Flying kites and wearing black clothing on Sankranti
The flock of bright kites being flown in the winter morning sky is one of the festivals of Makar Sankranti’s most eye-catching sights. Competitions for kite flying are also held often. Given that kites may be flown at great altitudes, closer to what some people think of as Heaven, many people view this enjoyable activity as a way to express gratitude to the Gods.
Although black is often seen as an unlucky color when it comes to festivals and religious events, black is frequently thought of as the color of Makar Sankranti. But rather than being religious, the relationship with Sankranti is based on a common scientific notion since the Sun begins its trip towards the Northern Hemisphere during Makar Sankranti, many think that wearing black will help them absorb all of the positive energy of the Sun and keep them warm throughout the frigid winter days of celebration.

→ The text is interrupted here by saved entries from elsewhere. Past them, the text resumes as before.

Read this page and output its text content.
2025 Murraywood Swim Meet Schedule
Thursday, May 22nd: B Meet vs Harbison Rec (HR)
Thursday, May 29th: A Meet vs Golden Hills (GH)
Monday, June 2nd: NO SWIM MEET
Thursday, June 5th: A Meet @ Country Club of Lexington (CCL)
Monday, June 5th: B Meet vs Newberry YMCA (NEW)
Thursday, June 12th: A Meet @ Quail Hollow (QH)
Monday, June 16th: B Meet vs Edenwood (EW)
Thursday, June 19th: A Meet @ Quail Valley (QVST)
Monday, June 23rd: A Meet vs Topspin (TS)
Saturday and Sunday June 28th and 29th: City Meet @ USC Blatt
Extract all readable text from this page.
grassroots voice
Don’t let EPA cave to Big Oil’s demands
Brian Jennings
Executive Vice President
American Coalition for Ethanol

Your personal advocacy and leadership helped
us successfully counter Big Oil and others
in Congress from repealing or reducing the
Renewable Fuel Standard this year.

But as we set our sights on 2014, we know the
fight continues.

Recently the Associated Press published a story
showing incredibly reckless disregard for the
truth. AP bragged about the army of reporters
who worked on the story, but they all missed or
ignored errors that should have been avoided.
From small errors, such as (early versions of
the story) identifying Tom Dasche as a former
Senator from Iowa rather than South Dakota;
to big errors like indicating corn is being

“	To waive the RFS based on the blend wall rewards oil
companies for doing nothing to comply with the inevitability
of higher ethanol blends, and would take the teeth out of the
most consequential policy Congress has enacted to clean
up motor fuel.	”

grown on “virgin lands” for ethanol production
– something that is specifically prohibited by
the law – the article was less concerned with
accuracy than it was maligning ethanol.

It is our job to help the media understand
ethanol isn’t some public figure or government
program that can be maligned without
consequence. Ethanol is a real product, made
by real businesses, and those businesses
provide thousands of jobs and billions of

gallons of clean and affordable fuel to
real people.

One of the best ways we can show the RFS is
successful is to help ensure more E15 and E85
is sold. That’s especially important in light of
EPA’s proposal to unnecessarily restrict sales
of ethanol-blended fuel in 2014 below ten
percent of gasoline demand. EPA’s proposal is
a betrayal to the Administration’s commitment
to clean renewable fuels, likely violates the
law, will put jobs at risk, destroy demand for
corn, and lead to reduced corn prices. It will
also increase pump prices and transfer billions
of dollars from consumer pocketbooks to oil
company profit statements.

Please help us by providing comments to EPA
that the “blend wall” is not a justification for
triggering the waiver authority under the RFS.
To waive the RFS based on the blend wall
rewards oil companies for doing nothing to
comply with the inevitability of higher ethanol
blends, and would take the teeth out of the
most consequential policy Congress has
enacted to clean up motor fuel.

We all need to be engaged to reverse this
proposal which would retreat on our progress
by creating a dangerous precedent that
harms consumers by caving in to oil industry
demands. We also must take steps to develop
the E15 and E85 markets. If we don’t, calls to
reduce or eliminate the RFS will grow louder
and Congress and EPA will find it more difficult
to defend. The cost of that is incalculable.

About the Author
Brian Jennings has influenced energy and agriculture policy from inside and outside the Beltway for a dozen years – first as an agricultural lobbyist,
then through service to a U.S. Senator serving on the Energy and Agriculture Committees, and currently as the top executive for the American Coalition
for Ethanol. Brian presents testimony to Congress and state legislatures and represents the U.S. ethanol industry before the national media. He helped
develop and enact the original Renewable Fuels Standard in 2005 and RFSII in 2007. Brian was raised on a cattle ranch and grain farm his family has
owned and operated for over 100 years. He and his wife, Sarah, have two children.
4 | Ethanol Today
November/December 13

Celebration of Makar Sankranti in different Indian states
Below we will see how the 3 states of India i.e. Uttar Pradesh, Gujrat, and Tamil Nadu where Sankranti is a prominent festival celebrated.
Gujarati Vasi Uttarayan
Gujarat is the state with the largest kite celebration during Makar Sankranti. The International Kite Festival Uttarayan, which attracts visitors from countries like Italy, Malaysia, Japan, and others, is prepared for in Gujarat months before it takes place in January. Nearly every neighborhood had impromptu kite-selling shops put up, transforming the area into a Pataang Bazaar.
Uttar Pradesh Khichdi
A rice and lentil dish known as “khichdi” is distributed as a gift on Makar Sankranti in North Indian areas like Uttar Pradesh. As a result, in these locations, the event is known as Khichdi. There have been occasions when offerings have included clothing, blankets, and even gold. People fast during the day in addition to giving to charities. The Khichdi Mela, a significant fair, is conducted in Gorakhpur.
Tamil Nadu Pongal
Pongal is the name of a sweetened meal made of rice that is ritually consumed on Makar Sankranti in Tamil Nadu, giving the festival’s name to the region. It is often referred to as the harvest festival of thankfulness. Different lively traditions commemorate the days of Bhogi Pongal, Surya Pongal, Mattu Pongal, and Kanum Pongal, which are all celebrated over four days. Another important component of the celebrations in the state is the kolam or rangoli.
Overall, Makar Sankranti is a harvest, new year, and kite-flying celebration when friends and family get together to celebrate and have a good time. It is a celebration of joy and the arrival of fresh beginnings.